As private credit cements its role in today’s market, we believe long-term success will belong to those who prioritize thoughtful manager selection and disciplined fundamentals. Nik Singhal, Group Head of Direct Lending, shared his outlook on the asset class with Mergers & Acquisitions, including why private credit has continued to flourish.
Highlights from Nik:
What is your long-term outlook on private credit?
We believe private credit will continue to play an important role in investors’ portfolios, generating consistent income while providing downside protection. Of course, there will be times when market conditions will deviate from long-term trends.
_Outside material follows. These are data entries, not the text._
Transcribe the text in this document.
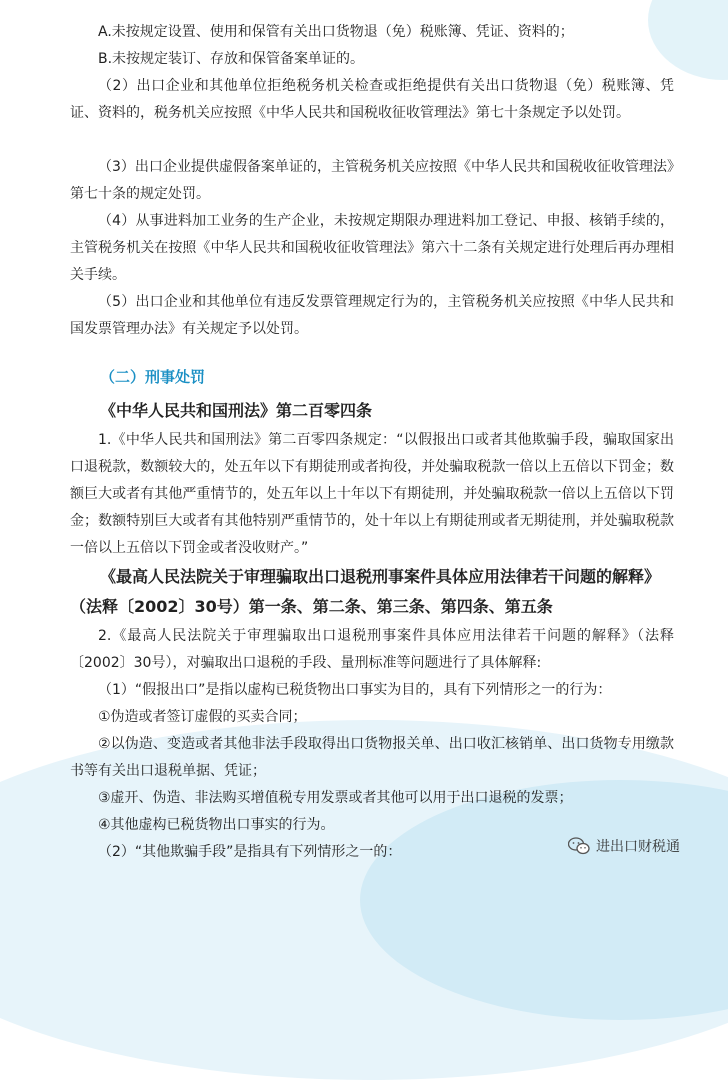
A.未按规定设置、使用和保管有关出口货物退（免）税账簿、凭证、资料的；

B.未按规定装订、存放和保管备案单证的。

（2）出口企业和其他单位拒绝税务机关检查或拒绝提供有关出口货物退（免）税账簿、凭证、资料的，税务机关应按照《中华人民共和国税收征收管理法》第七十条规定予以处罚。

（3）出口企业提供虚假备案单证的，主管税务机关应按照《中华人民共和国税收征收管理法》第七十条的规定处罚。

（4）从事进料加工业务的生产企业，未按规定期限办理进料加工登记、申报、核销手续的，主管税务机关在按照《中华人民共和国税收征收管理法》第六十二条有关规定进行处理后再办理相关手续。

（5）出口企业和其他单位有违反发票管理规定行为的，主管税务机关应按照《中华人民共和国发票管理办法》有关规定予以处罚。

（二）刑事处罚

《中华人民共和国刑法》第二百零四条

1.《中华人民共和国刑法》第二百零四条规定：“以假报出口或者其他欺骗手段，骗取国家出口退税款，数额较大的，处五年以下有期徒刑或者拘役，并处骗取税款一倍以上五倍以下罚金；数额巨大或者有其他严重情节的，处五年以上十年以下有期徒刑，并处骗取税款一倍以上五倍以下罚金；数额特别巨大或者有其他特别严重情节的，处十年以上有期徒刑或者无期徒刑，并处骗取税款一倍以上五倍以下罚金或者没收财产。”

《最高人民法院关于审理骗取出口退税刑事案件具体应用法律若干问题的解释》（法释〔2002〕30号）第一条、第二条、第三条、第四条、第五条

2.《最高人民法院关于审理骗取出口退税刑事案件具体应用法律若干问题的解释》（法释〔2002〕30号），对骗取出口退税的手段、量刑标准等问题进行了具体解释:

（1）“假报出口”是指以虚构已税货物出口事实为目的，具有下列情形之一的行为：

①伪造或者签订虚假的买卖合同；

②以伪造、变造或者其他非法手段取得出口货物报关单、出口收汇核销单、出口货物专用缴款书等有关出口退税单据、凭证；

③虚开、伪造、非法购买增值税专用发票或者其他可以用于出口退税的发票；

④其他虚构已税货物出口事实的行为。

（2）“其他欺骗手段”是指具有下列情形之一的：	进出口财税通
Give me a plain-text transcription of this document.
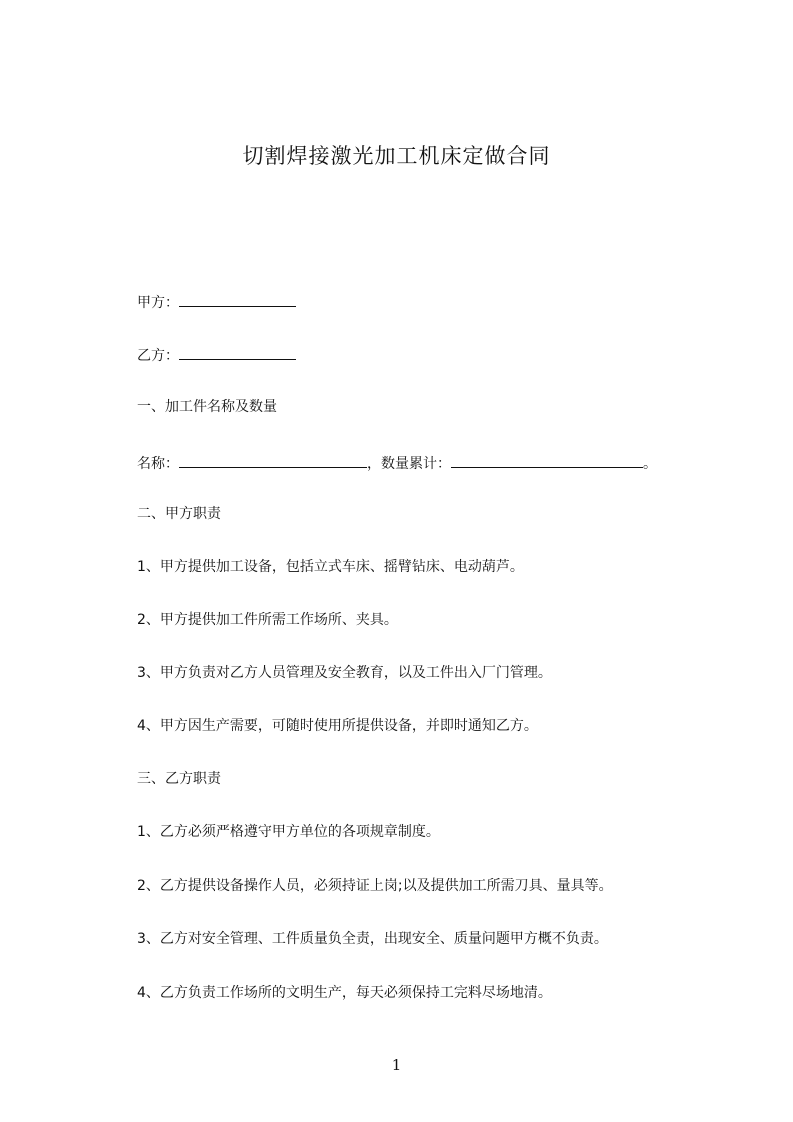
切割焊接激光加工机床定做合同
甲方：
乙方：
一、加工件名称及数量
名称：	，数量累计：	。
二、甲方职责
1、甲方提供加工设备，包括立式车床、摇臂钻床、电动葫芦。
2、甲方提供加工件所需工作场所、夹具。
3、甲方负责对乙方人员管理及安全教育，以及工件出入厂门管理。
4、甲方因生产需要，可随时使用所提供设备，并即时通知乙方。
三、乙方职责
1、乙方必须严格遵守甲方单位的各项规章制度。
2、乙方提供设备操作人员，必须持证上岗;以及提供加工所需刀具、量具等。
3、乙方对安全管理、工件质量负全责，出现安全、质量问题甲方概不负责。
4、乙方负责工作场所的文明生产，每天必须保持工完料尽场地清。
1
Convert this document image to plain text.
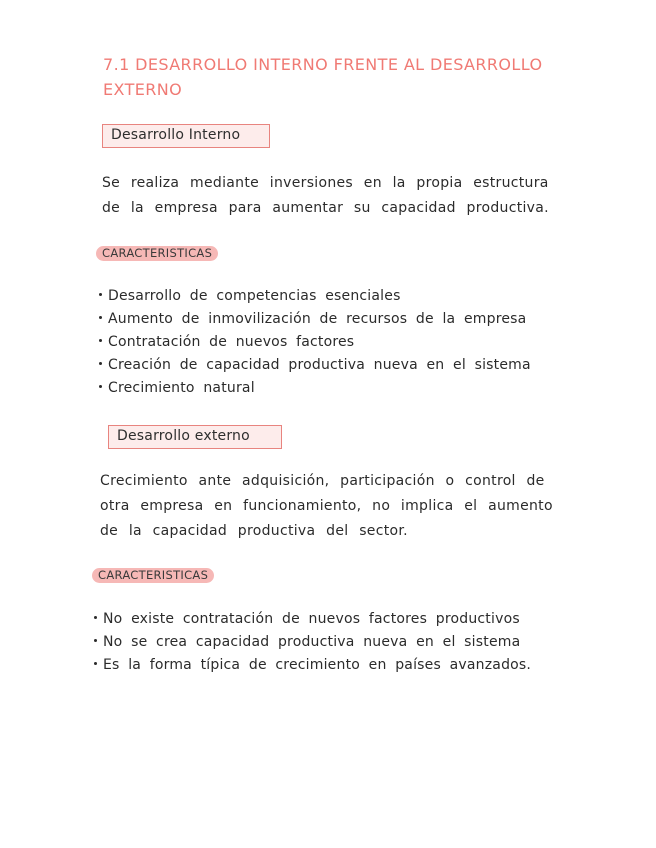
7.1 DESARROLLO INTERNO FRENTE AL DESARROLLO
EXTERNO
Desarrollo Interno

Se realiza mediante inversiones en la propia estructura
de la empresa para aumentar su capacidad productiva.

CARACTERISTICAS
Desarrollo de competencias esenciales
Aumento de inmovilización de recursos de la empresa
Contratación de nuevos factores
Creación de capacidad productiva nueva en el sistema
Crecimiento natural
Desarrollo externo

Crecimiento ante adquisición, participación o control de
otra empresa en funcionamiento, no implica el aumento
de la capacidad productiva del sector.

CARACTERISTICAS
No existe contratación de nuevos factores productivos
No se crea capacidad productiva nueva en el sistema
Es la forma típica de crecimiento en países avanzados.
In our view, instead of trying to time the market, those investors who focus on selecting managers with a healthy track record through market cycles, deep industry relationships, emphasis on strong documentation, and in-house workout capabilities, will come out winners in the long term.
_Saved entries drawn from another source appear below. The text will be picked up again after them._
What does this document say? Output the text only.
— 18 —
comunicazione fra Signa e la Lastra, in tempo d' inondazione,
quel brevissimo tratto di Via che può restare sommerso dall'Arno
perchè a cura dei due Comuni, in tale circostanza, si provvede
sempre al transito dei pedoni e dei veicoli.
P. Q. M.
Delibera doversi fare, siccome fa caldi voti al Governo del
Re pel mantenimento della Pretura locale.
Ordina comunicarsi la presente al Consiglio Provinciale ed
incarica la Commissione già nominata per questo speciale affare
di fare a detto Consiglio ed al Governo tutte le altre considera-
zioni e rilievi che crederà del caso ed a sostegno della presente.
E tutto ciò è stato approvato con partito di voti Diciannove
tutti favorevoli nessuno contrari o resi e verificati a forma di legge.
Do you expect traditional banks to become more active in the private credit space? Why or why not?
We expect banks to remain constrained in their ability to devote more balance sheet to making private credit loans. Even if the regulatory capital regime was to become “less unfavorable”, we believe the investments required by banks to rebuild the infrastructure, as well as the continued uncertainty with the capital treatment, would prevent a reversal of the trend that has shifted the landscape from banks to non-banks. Banks will, however, continue to remain an important stakeholder as (i) providers of leverage private credit vehicles and (ii) a sourcing channel especially in the core and upper middle market (via partnerships with non-bank lenders).
Do you think we’ve hit our peak of private credit funds, or do you expect more players to jump in?
We expect newer players to emerge and existing players to expand in some of the upcoming asset classes such as asset-based lending, consumer finance and specialty finance. In the more mature asset classes such as cash-flow based middle market lending, we expect the number of participants to rationalize as weaker/sub-scale players will either consolidate or close shop.
Could you envision a pull-back from private credit at some point? If so, what might trigger this?
In our view, private credit has continued to flourish for a reason, with the reason being that it has provided better returns with lower risk than broadly syndicated loans and high yield for over 20 years now. As long as that continues to be the case, it is hard to see a systemic pullback other than a temporary pullback driven by investor psyche during weak market conditions. So what could cause private credit to systematically underperform BSL and HY? We believe it would have to be an overabundance of capital (more than the structural demand for private credit) paired with strategies that do not provide downside risk mitigation.